Hello,

I'm wondering if anyone out there can help me. I am trying to calculate mean coverage over exons and introns in my RNAseq dataset using bedtools coverage -mean. I have very large bam files that are actually combined files from two sequencing runs- one single end and one paired-end. I am having a heck of a time making bed files from these bam files. I don't want to loose the second read in a pair (as I understand I would if I just made a regular bed from bamtobed), since the second read is legitimate coverage in my regions. However, if I try to use the -bedpe option the program freaks out because not all the reads in my file are paired (maybe less than half). For this analysis I basically just need a split (on the N cigar) bedfile with intervals for all reads that contribute to coverage in the dataset with the correct strand in the 6th column (which gets complicated when R2 is actually backwards).

Thanks in advance for any suggestions!

Hi tassa,

samtools view -F 0x40 -h merged.bam > R1_from_merged.sam
samtools view -F 0x80 -h merged.bam > R2.sam_from_merged
samtools view -S -b R1.sam > R1_from_merged.bam
samtools view -S -b R2.sam > R2_from_merged.bam

I think you could do the -b flag in the first step to output bam files, but I like the human readable first so I can check the content without having to less the file. Either way should work fine.

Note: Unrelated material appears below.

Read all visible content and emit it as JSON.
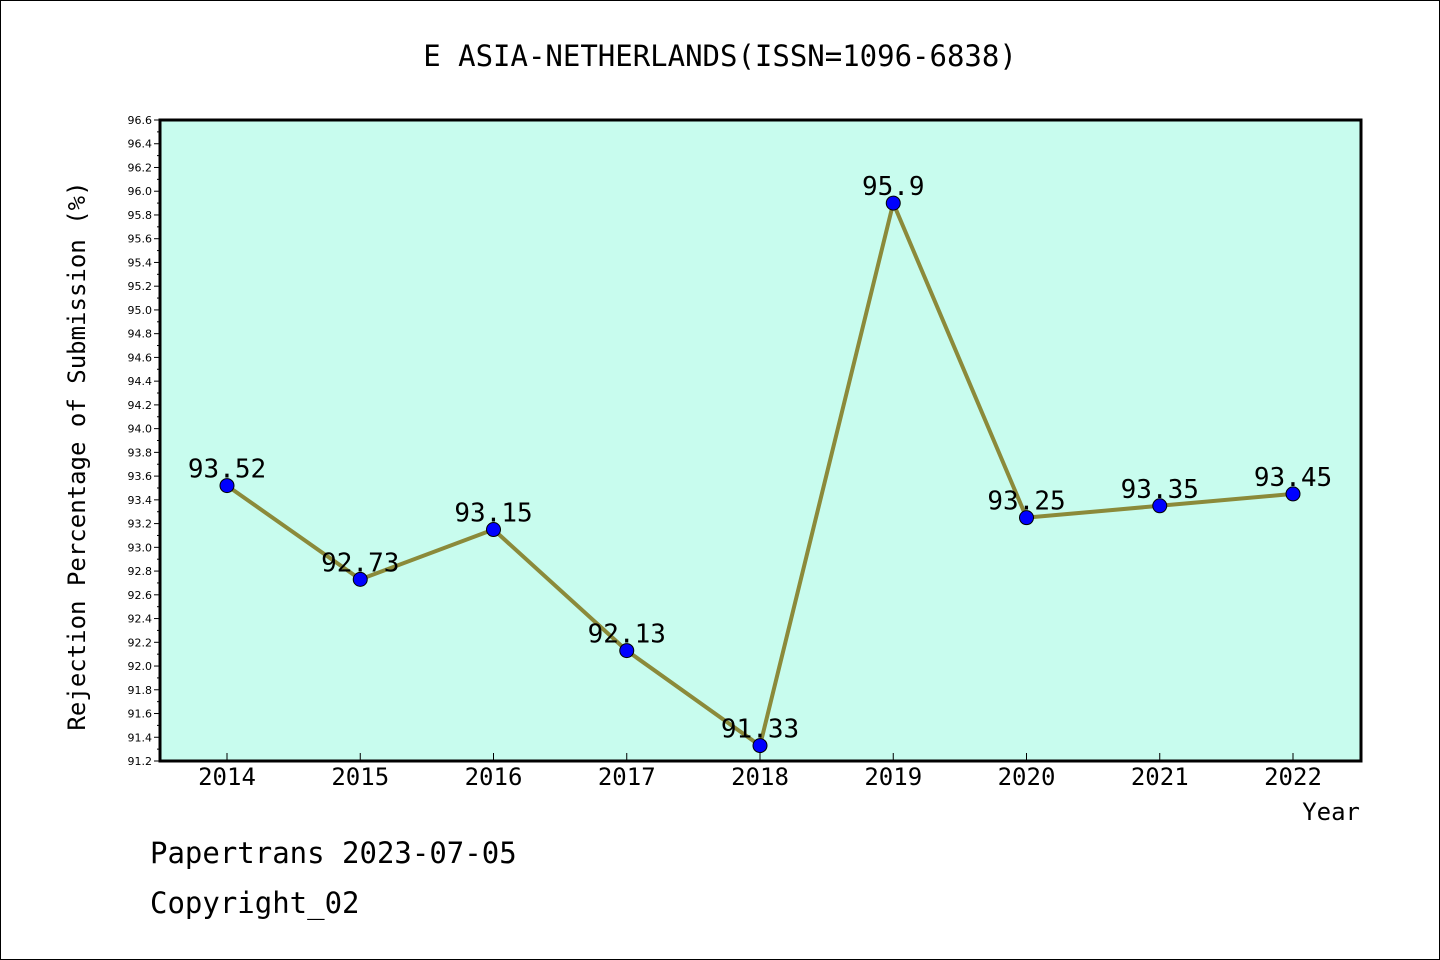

Then, you can run bamToBed like you have desired to get final outputs:

bedtools bamtobed -i R1_from_merged.bam > read1_from_merged.bed
bedtools bamtobed -i R2_from_merged.bam > read2_from_merged.bed
bedtools bamtobed -i SE_reads.bam > SE_reads.bed

A note about intervals is that the coordinates for your - strand reads will still be reported from low to high:

(ex: chr 1 1 10,000 name coverage -)

I don't think this would be a problem though.